Through the new partnership, Kapoose Creek Bio will leverage McMaster’s expertise and infrastructure to develop a new synthetic biology platform that will fast-track the discovery and development of new fungi-derived medicines.

“Fungi have been the source of some of the most effective medicines in history, including penicillin,” explains Eric Brown, a professor in McMaster’s department of Biochemistry and Biomedical Sciences and CEO of Kapoose Creek Bio. “We are mining nature for new leads and bringing those leads into the laboratory.”

Brown and Kapoose Creek Bio are partnering with McMaster researcher Gerry Wright on the new synthetic biology technology, which will facilitate the large-scale production of any leads discovered by the company — something that has historically been a barrier to drug discovery research.

“There is so much amazing biodiversity in nature, but the quantities of medically relevant materials are rarely sufficient enough to support a drug discovery program,” says Wright, also a professor in the department of Biochemistry and Biomedical Sciences.

“To get around this, we are engineering tame strains of lab-grown microbes that can reproduce in the lab the amazing genetic programs that we discover in the wild.”

On top of enabling and expediting drug discovery, Wright says that the new platform is environmentally conscious as well. Instead of harvesting large quantities of fungi from the natural environment, researchers can now copy-and-paste genetic information from wild fungi into lab-friendly strains.

The platform could eventually protect corals, sponges, plant life, and other sources of microbial natural products, too, he says.

Already, the research team is working with what Brown describes as a “really exciting” lead compound, called KCB-100.

While Wright and Brown, both members of the Michael G. DeGroote Institute for Infectious Disease Research (IIDR), have long specialized in antibiotics and antimicrobial resistance, this first fungal compound moving through their new platform is not antimicrobial in nature; rather, it has activity that shows promise against neurological indications, spanning neurodegeneration to mental health.

“Much of the infectious disease research infrastructure that has been established at McMaster is actually therapy agnostic,” says Wright.
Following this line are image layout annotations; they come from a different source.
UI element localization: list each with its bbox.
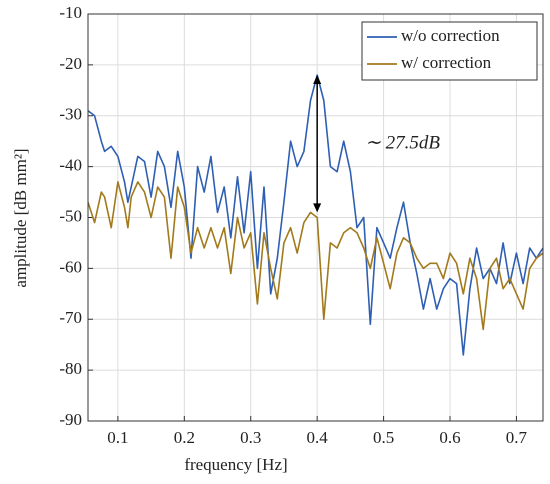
data-line <box>88 181 543 331</box>
x-tick-label: 0.3 <box>240 428 261 447</box>
y-tick-label: -90 <box>59 410 82 429</box>
x-tick-label: 0.1 <box>107 428 128 447</box>
x-tick-label: 0.4 <box>307 428 329 447</box>
y-tick-label: -40 <box>59 156 82 175</box>
x-axis-label: frequency [Hz] <box>184 455 287 474</box>
data-line <box>88 74 543 356</box>
plot-frame <box>87 13 544 422</box>
y-tick-label: -60 <box>59 257 82 276</box>
y-tick-label: -80 <box>59 359 82 378</box>
y-tick-label: -20 <box>59 54 82 73</box>
annotation-text: ∼ 27.5dB <box>365 132 440 153</box>
x-tick-label: 0.5 <box>373 428 394 447</box>
legend-label: w/ correction <box>401 53 492 72</box>
x-tick-label: 0.6 <box>439 428 460 447</box>
legend-box <box>361 21 538 81</box>
plot-lines <box>88 74 543 356</box>
y-tick-label: -30 <box>59 105 82 124</box>
y-tick-label: -70 <box>59 308 82 327</box>
y-tick-label: -10 <box>59 3 82 22</box>
legend-label: w/o correction <box>401 26 500 45</box>
x-tick-label: 0.2 <box>174 428 195 447</box>
arrow-head <box>313 203 322 213</box>
x-tick-label: 0.7 <box>506 428 528 447</box>
y-axis-label: amplitude [dB mm²] <box>11 148 30 287</box>
arrow-head <box>313 75 322 85</box>
y-tick-label: -50 <box>59 206 82 225</box>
“We use the tools at the IIDR to fight infectious disease, but all it really takes is someone with ambition — like the team has shown here — to start applying this infrastructure to other disease areas.”

Kapoose Creek Bio is enthusiastic about the neuroactive properties of KCB-100, a fungal metabolite that was prioritized using the company’s “unEarth Rx” AI platform, Brown says.
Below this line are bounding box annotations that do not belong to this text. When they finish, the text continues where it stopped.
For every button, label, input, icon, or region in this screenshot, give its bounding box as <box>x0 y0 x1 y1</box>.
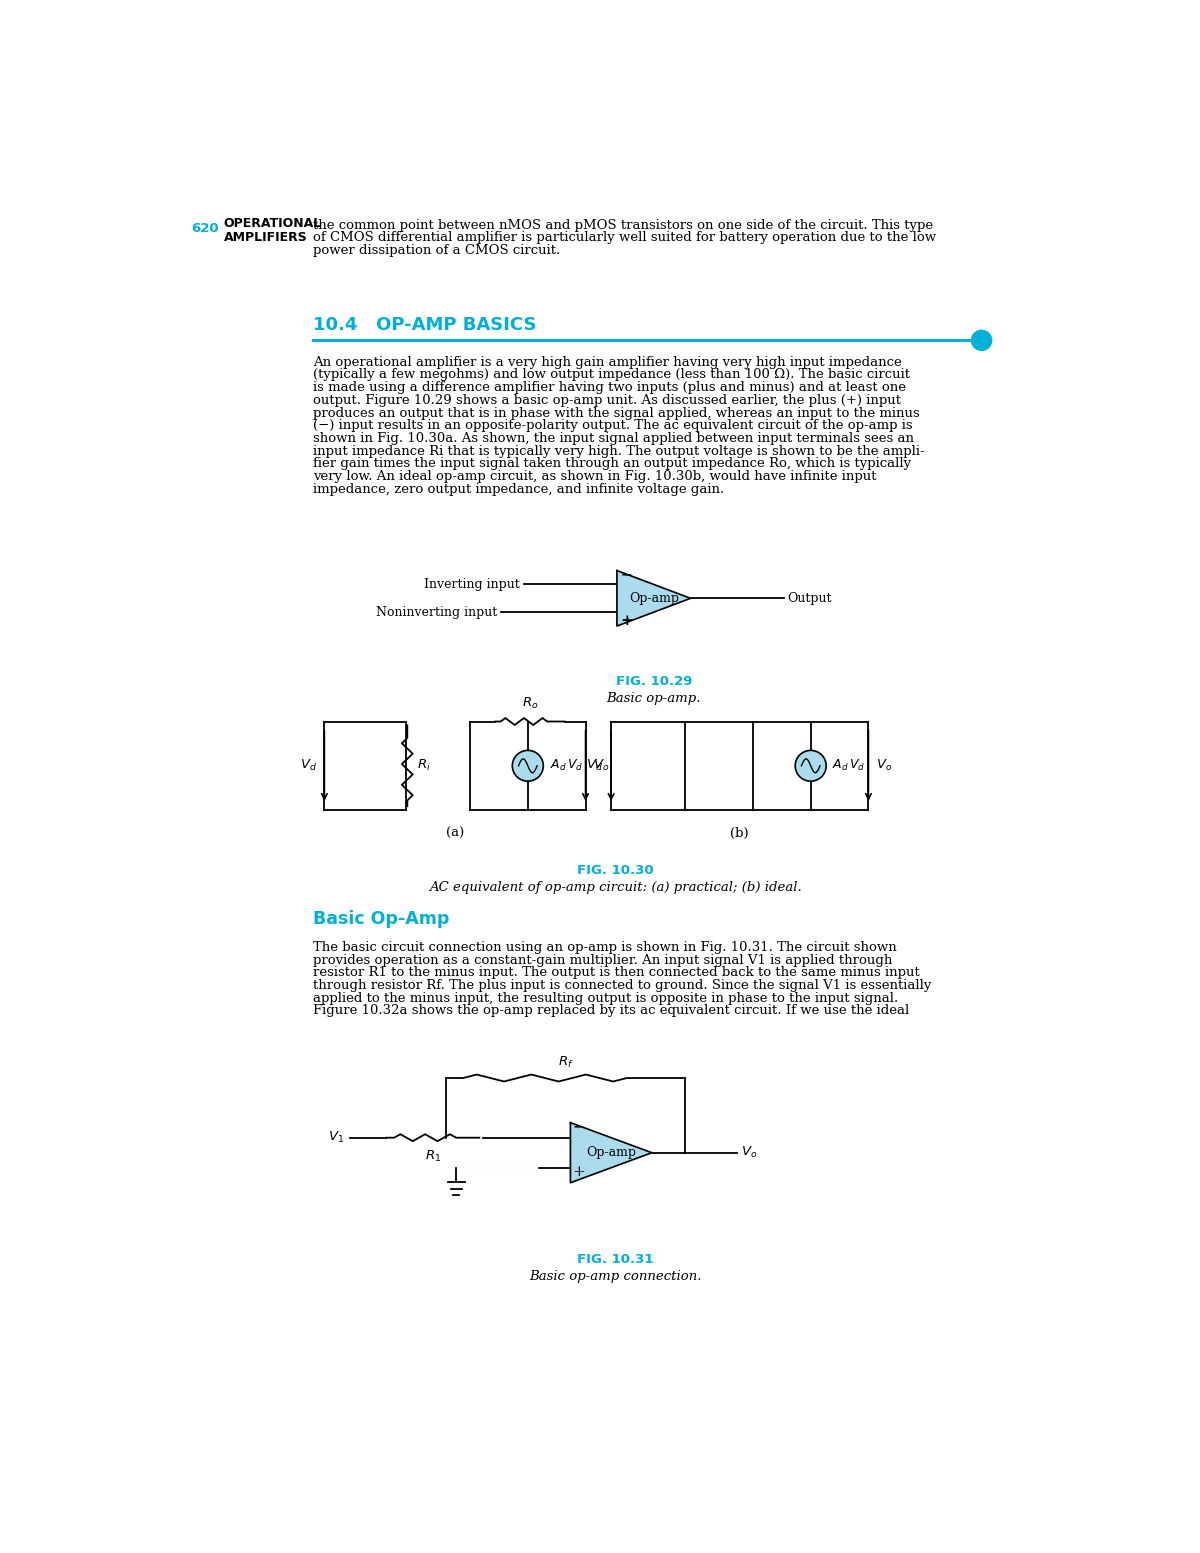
Text: FIG. 10.29: FIG. 10.29 <box>616 676 692 688</box>
Text: OPERATIONAL: OPERATIONAL <box>223 217 322 230</box>
Text: (typically a few megohms) and low output impedance (less than 100 Ω). The basic : (typically a few megohms) and low output… <box>313 368 910 382</box>
Text: Noninverting input: Noninverting input <box>376 606 497 618</box>
Text: very low. An ideal op-amp circuit, as shown in Fig. 10.30b, would have infinite : very low. An ideal op-amp circuit, as sh… <box>313 471 876 483</box>
Text: produces an output that is in phase with the signal applied, whereas an input to: produces an output that is in phase with… <box>313 407 919 419</box>
Text: $V_1$: $V_1$ <box>328 1131 343 1145</box>
Text: of CMOS differential amplifier is particularly well suited for battery operation: of CMOS differential amplifier is partic… <box>313 231 936 244</box>
Text: +: + <box>620 613 632 627</box>
Polygon shape <box>617 570 690 626</box>
Text: $R_i$: $R_i$ <box>416 758 431 773</box>
Text: Output: Output <box>787 592 832 604</box>
Text: FIG. 10.30: FIG. 10.30 <box>577 863 653 877</box>
Text: An operational amplifier is a very high gain amplifier having very high input im: An operational amplifier is a very high … <box>313 356 901 368</box>
Text: applied to the minus input, the resulting output is opposite in phase to the inp: applied to the minus input, the resultin… <box>313 992 898 1005</box>
Text: Basic op-amp connection.: Basic op-amp connection. <box>529 1270 701 1283</box>
Text: $V_o$: $V_o$ <box>876 758 893 773</box>
Text: Op-amp: Op-amp <box>629 592 679 604</box>
Text: fier gain times the input signal taken through an output impedance Ro, which is : fier gain times the input signal taken t… <box>313 458 911 471</box>
Circle shape <box>796 750 826 781</box>
Text: (b): (b) <box>731 828 749 840</box>
Text: 10.4   OP-AMP BASICS: 10.4 OP-AMP BASICS <box>313 315 536 334</box>
Text: −: − <box>572 1120 584 1134</box>
Text: $A_d\,V_d$: $A_d\,V_d$ <box>550 758 583 773</box>
Text: Basic op-amp.: Basic op-amp. <box>606 693 701 705</box>
Text: Op-amp: Op-amp <box>586 1146 636 1159</box>
Text: the common point between nMOS and pMOS transistors on one side of the circuit. T: the common point between nMOS and pMOS t… <box>313 219 932 231</box>
Text: $V_o$: $V_o$ <box>740 1145 757 1160</box>
Text: $R_f$: $R_f$ <box>558 1054 574 1070</box>
Text: (a): (a) <box>446 828 464 840</box>
Text: AC equivalent of op-amp circuit: (a) practical; (b) ideal.: AC equivalent of op-amp circuit: (a) pra… <box>428 881 802 895</box>
Text: output. Figure 10.29 shows a basic op-amp unit. As discussed earlier, the plus (: output. Figure 10.29 shows a basic op-am… <box>313 394 901 407</box>
Text: $R_1$: $R_1$ <box>425 1149 440 1163</box>
Text: $A_d\,V_d$: $A_d\,V_d$ <box>833 758 865 773</box>
Polygon shape <box>570 1123 652 1183</box>
Text: Inverting input: Inverting input <box>425 578 520 592</box>
Text: resistor R1 to the minus input. The output is then connected back to the same mi: resistor R1 to the minus input. The outp… <box>313 966 919 980</box>
Text: provides operation as a constant-gain multiplier. An input signal V1 is applied : provides operation as a constant-gain mu… <box>313 954 892 966</box>
Text: is made using a difference amplifier having two inputs (plus and minus) and at l: is made using a difference amplifier hav… <box>313 380 906 394</box>
Text: 620: 620 <box>191 222 218 235</box>
Text: FIG. 10.31: FIG. 10.31 <box>577 1253 653 1266</box>
Text: Basic Op-Amp: Basic Op-Amp <box>313 910 449 929</box>
Text: through resistor Rf. The plus input is connected to ground. Since the signal V1 : through resistor Rf. The plus input is c… <box>313 978 931 992</box>
Text: power dissipation of a CMOS circuit.: power dissipation of a CMOS circuit. <box>313 244 560 258</box>
Text: −: − <box>620 567 631 581</box>
Circle shape <box>972 331 991 351</box>
Text: $V_d$: $V_d$ <box>300 758 317 773</box>
Circle shape <box>512 750 544 781</box>
Text: $R_o$: $R_o$ <box>522 696 538 711</box>
Text: impedance, zero output impedance, and infinite voltage gain.: impedance, zero output impedance, and in… <box>313 483 724 495</box>
Text: Figure 10.32a shows the op-amp replaced by its ac equivalent circuit. If we use : Figure 10.32a shows the op-amp replaced … <box>313 1005 910 1017</box>
Text: $V_d$: $V_d$ <box>587 758 604 773</box>
Text: shown in Fig. 10.30a. As shown, the input signal applied between input terminals: shown in Fig. 10.30a. As shown, the inpu… <box>313 432 913 446</box>
Text: (−) input results in an opposite-polarity output. The ac equivalent circuit of t: (−) input results in an opposite-polarit… <box>313 419 912 432</box>
Text: $V_o$: $V_o$ <box>593 758 610 773</box>
Text: +: + <box>572 1165 586 1179</box>
Text: The basic circuit connection using an op-amp is shown in Fig. 10.31. The circuit: The basic circuit connection using an op… <box>313 941 896 954</box>
Text: AMPLIFIERS: AMPLIFIERS <box>223 231 307 244</box>
Text: input impedance Ri that is typically very high. The output voltage is shown to b: input impedance Ri that is typically ver… <box>313 444 924 458</box>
He recalls the discovery of KCB-100’s neuroactive potential as “a real a-ha moment” for the team.

While the project is still in the preclinical optimization phase of drug development, Brown is optimistic that the partnership could lead to a breakthrough medicine.

He also believes that the compound, coupled with Wright’s synthetic biology approaches, will establish a template for how other fungal molecules may be studied, paving way for a suite of future drug candidates.

“This is a flexible, scalable platform that can be applied to other areas of drug discovery,” he says. “It will allow us to test diverse fungal molecules at a scale and cost-effectiveness not previously possible, and allow us to do so right here in Canada.”